Israel also sets the standard for the care of physically and cognitively disabled individuals. Recent proof comes in the form of a visit from a team of Chinese doctors.
ADI, Israel’s largest network of residential facilities for severely handicapped children, invited the Chinese physicians to Israel to learn about the organization’s groundbreaking functional rehabilitation programs. ADI’s musical gardens, therapeutic pool, petting zoo and stables, and advanced medical technology fascinated the Chinese doctors, and they asked a battery of questions with the aim of accurately recreating these innovative programs in their Beijing hospital.
In just a few hours of touring and instruction, Israeli medical professionals improved the care of the most vulnerable demographic in one of the most densely populated regions in Asia.
It is essential that “best practice” visits like these continue so that Israeli methods of care will continue to lay the foundation for medical centers around the world for years to come.
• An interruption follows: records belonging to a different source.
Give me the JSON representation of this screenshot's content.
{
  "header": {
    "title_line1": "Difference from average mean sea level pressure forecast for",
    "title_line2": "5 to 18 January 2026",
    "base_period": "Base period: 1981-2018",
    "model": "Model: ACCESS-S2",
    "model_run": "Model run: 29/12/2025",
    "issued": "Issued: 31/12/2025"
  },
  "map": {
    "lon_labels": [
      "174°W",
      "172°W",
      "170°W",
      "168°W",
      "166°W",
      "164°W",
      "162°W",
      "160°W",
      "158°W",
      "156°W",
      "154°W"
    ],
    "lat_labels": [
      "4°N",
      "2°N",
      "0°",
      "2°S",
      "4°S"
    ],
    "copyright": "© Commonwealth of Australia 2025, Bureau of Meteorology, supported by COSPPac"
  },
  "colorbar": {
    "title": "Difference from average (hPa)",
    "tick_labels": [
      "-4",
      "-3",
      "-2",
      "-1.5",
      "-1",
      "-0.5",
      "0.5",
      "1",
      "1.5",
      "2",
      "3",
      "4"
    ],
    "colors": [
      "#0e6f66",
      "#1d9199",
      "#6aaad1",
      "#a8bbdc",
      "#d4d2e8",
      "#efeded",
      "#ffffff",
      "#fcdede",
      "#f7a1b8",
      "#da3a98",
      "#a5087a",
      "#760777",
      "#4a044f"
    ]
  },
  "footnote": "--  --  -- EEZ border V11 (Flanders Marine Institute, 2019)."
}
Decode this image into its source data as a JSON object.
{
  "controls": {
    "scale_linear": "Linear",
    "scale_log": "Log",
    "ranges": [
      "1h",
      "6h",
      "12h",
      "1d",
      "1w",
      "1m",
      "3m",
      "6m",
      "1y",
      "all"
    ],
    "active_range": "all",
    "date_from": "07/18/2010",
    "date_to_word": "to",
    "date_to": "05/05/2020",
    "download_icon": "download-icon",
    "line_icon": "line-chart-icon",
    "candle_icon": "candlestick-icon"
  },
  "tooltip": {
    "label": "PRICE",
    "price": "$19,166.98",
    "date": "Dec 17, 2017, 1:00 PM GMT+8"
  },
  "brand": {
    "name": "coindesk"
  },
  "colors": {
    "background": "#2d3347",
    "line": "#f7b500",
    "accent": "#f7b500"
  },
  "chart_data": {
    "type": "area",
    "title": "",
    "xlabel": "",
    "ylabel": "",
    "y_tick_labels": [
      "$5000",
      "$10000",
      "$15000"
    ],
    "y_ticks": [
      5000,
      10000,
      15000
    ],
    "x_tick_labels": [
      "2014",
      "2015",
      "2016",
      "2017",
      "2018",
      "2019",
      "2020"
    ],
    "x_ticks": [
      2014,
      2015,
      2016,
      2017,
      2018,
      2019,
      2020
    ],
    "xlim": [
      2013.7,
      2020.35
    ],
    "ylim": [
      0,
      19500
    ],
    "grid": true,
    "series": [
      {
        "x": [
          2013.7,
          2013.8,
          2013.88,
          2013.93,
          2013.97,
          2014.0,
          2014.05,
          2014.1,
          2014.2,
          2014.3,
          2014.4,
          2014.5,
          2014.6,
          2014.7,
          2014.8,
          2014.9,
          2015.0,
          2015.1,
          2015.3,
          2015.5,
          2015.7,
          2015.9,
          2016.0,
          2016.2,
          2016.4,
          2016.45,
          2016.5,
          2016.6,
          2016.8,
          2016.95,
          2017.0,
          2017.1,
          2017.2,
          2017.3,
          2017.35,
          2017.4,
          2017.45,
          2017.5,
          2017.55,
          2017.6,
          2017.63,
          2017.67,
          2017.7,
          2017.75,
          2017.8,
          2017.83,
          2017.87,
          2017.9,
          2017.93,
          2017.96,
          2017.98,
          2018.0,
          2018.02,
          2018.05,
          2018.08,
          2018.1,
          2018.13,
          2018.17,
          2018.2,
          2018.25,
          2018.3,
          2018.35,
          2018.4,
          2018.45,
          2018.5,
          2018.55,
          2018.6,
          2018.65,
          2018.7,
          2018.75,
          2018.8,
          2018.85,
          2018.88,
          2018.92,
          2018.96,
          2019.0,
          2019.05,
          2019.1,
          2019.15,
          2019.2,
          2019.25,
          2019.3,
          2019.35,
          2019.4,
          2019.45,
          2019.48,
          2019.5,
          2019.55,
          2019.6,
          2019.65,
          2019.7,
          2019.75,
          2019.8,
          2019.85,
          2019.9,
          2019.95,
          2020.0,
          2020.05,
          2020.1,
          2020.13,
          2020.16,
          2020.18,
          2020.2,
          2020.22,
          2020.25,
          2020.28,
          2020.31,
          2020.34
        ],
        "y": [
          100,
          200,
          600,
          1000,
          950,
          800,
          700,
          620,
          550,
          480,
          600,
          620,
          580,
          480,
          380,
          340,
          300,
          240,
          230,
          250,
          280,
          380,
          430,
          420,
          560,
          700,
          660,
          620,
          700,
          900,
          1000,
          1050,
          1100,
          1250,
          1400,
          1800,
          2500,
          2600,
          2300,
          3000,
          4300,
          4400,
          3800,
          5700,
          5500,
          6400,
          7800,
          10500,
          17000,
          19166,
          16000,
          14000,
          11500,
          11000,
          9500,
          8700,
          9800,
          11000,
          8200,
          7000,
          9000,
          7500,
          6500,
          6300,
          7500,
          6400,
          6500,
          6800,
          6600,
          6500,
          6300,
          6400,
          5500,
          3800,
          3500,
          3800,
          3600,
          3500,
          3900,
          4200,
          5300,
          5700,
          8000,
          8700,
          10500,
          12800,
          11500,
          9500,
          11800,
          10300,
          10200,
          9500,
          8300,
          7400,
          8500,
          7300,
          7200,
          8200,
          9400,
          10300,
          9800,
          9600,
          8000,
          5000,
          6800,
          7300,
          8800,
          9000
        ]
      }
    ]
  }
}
In general, we must never tire, ensuring that we are always focused on the bigger picture: healing the whole world. After all, as the bearers of the light, it is our responsibility.
By sharing innovations in all fields with the world at large, Israel sheds a light on numerous global problems and illuminates the path for other countries to constructively, skillfully, and humanely follow suit. Considering how much progress must still be made in achieving a just world, Israel is faced with quite a challenge. But considering the resilience, resourcefulness, and physical and moral strength of Israel and its people, I believe we are fit for the challenge.